Here comes some examples:

  • A startup in need of human resources expertise versus a fulltime working human resources professional at a different company. Even 2 hours per week consultancy may suffice. 
  • An academic who is specialized in translation of technical documents. Many translation companies lack of the vocabulary of certain business functions. 
  • An SME that would like to make use of social media to promote business and a junior social media professional working at a large customer focused social media agency. 

Therefore there is an unexploited market opportunity. 

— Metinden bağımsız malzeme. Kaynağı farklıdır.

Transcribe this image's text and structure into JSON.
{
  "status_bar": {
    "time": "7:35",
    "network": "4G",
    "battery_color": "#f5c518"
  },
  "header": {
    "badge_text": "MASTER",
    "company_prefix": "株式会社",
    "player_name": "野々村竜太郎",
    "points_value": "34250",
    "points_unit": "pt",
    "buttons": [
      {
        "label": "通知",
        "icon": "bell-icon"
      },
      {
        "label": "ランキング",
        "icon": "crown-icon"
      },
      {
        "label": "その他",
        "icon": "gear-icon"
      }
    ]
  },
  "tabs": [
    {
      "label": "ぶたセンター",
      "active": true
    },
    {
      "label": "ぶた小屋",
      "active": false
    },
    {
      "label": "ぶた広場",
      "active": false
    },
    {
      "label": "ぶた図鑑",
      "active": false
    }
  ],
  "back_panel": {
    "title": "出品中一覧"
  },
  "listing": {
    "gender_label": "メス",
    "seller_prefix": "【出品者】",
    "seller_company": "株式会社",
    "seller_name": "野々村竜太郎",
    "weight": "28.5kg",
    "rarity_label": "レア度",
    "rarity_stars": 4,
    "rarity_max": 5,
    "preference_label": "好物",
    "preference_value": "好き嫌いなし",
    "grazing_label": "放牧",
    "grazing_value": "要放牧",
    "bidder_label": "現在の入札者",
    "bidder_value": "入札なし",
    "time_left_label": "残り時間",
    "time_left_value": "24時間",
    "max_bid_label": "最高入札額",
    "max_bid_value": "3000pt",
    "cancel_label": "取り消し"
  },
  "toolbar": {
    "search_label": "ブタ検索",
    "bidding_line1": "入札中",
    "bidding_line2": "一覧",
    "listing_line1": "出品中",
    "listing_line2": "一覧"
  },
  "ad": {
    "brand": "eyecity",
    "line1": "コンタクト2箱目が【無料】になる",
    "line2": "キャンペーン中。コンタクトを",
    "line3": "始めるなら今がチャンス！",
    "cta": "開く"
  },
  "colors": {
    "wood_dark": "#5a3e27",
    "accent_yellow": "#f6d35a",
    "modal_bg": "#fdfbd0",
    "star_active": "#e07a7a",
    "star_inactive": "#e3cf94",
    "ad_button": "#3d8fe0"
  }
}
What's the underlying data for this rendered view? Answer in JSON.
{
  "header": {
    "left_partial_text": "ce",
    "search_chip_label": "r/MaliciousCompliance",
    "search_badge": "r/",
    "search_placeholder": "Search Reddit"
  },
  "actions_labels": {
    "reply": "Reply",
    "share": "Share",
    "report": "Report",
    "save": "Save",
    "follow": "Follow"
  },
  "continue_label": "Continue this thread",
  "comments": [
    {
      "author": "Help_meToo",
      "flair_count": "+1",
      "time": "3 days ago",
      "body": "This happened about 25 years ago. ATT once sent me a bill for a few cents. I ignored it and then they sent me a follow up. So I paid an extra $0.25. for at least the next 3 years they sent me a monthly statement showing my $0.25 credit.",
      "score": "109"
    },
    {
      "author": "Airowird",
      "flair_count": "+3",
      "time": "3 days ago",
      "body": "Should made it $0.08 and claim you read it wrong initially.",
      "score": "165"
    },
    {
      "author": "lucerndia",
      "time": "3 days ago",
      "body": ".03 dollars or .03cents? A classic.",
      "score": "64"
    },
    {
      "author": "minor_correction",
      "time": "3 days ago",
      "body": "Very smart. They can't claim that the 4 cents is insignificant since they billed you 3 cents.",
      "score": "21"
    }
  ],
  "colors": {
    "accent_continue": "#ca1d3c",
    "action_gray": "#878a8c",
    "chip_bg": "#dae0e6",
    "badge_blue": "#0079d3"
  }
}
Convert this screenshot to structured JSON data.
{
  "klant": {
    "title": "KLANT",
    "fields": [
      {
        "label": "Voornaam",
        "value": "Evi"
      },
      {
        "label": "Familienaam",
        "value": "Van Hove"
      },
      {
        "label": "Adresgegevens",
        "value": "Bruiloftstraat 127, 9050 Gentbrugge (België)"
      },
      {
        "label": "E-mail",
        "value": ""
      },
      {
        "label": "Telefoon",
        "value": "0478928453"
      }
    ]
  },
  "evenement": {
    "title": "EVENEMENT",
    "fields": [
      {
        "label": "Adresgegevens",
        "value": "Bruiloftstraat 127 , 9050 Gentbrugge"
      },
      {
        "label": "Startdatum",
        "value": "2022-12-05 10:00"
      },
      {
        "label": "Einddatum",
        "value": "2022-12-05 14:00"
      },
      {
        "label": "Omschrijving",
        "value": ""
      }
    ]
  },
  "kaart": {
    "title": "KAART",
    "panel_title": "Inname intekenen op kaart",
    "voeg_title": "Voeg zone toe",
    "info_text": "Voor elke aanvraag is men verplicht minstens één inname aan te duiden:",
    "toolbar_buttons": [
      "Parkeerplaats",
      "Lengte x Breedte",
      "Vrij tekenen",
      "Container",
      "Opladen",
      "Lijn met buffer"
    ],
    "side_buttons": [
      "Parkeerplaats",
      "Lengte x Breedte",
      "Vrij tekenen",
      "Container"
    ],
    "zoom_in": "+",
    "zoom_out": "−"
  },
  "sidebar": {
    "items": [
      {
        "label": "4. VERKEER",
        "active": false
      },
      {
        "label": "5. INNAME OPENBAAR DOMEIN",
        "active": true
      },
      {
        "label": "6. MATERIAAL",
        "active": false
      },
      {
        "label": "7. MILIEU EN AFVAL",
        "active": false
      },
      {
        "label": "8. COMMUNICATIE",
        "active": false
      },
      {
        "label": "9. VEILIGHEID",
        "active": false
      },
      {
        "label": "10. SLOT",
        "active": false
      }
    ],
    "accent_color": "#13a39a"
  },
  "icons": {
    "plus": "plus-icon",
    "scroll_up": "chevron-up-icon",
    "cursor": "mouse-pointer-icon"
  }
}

We propose that Linkedin can be a perfect medium that those two needs can match. Linkedin has already promoted ‘dynamic’ professional profiles, displaying blogs, discussions, endorsements, that enables a professional to ‘show’ self as much as possible. A ‘free agent’ feature can be added, and like job/employee search, a new search feature can be added to look into free agent offers of professionals and needs of companies. Companies may endorse people that they hired as free agents. 

This may attract more professionals and more SME’s and enlarge the market and user database. 

We would kindly like you to consider this opportunity and let us know if you would consider some sort of collaboration.